Teknik Statistik & Machine Learning Dasar

Buat pemula, fokus dulu ke konsep statistik dasar: mean, median, standard deviation, correlation. Ini fondasi buat semua analisis lanjutan. Kalau mau masuk prediktif, mulai dari linear regression—ini paling sederhana tapi surprisingly powerful. Buat diagnostik, pakai cohort analysis atau segmentation sederhana. Jangan buru-buru loncat ke deep learning atau algoritma kompleks. Master dulu yang fundamental, baru naik ke teknik yang lebih advanced. Yang penting kamu paham logika di balik setiap metode, bukan cuma asal pakai formula.

Kesimpulan

Intinya, analitik data itu soal ngubah angka jadi action. Keempat jenis analisis—deskriptif, diagnostik, prediktif, preskriptif—saling melengkapi dan kasih kamu gambaran lengkap dari "apa yang terjadi" sampai "aku harus ngapain." Nggak perlu langsung master semuanya sekaligus. Mulai dari deskriptif dulu: biasain lihat data, bikin summary, cari pola. Terus naik ke diagnostik: tanya "kenapa" setiap kali lihat angka yang menarik. Kalau udah nyaman, baru explore prediktif dan preskriptif.

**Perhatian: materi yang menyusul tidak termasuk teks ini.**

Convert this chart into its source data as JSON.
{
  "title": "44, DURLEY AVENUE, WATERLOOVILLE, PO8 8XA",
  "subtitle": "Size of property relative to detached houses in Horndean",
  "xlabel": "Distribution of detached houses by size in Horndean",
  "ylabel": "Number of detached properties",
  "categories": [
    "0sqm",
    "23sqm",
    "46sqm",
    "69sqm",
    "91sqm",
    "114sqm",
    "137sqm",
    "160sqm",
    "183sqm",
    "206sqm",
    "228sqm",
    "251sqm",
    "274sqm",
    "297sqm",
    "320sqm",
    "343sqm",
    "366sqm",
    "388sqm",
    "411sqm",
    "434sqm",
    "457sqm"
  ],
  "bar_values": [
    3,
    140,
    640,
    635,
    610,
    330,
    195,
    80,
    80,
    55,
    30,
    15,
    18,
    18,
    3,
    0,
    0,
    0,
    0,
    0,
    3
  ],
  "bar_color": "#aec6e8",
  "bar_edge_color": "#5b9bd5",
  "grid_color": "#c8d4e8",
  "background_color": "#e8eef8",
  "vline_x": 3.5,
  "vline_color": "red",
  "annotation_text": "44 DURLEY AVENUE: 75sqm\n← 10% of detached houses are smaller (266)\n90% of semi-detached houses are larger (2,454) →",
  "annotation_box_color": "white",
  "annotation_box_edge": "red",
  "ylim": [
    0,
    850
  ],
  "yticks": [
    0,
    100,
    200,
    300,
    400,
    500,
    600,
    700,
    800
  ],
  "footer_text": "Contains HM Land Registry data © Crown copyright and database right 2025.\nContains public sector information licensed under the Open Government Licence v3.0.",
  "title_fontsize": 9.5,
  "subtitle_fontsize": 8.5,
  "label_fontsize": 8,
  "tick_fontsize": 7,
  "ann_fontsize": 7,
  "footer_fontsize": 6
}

Yang paling penting: jangan stuck di tools atau teknik aja. Fokus ke pertanyaan bisnis yang mau dijawab, baru pilih metode dan tools yang tepat. Data analytics bukan tentang bikin dashboard paling keren atau pakai algoritma paling canggih—tapi tentang ngasih insight yang actionable buat orang-orang di sekitar kamu. Selamat explore!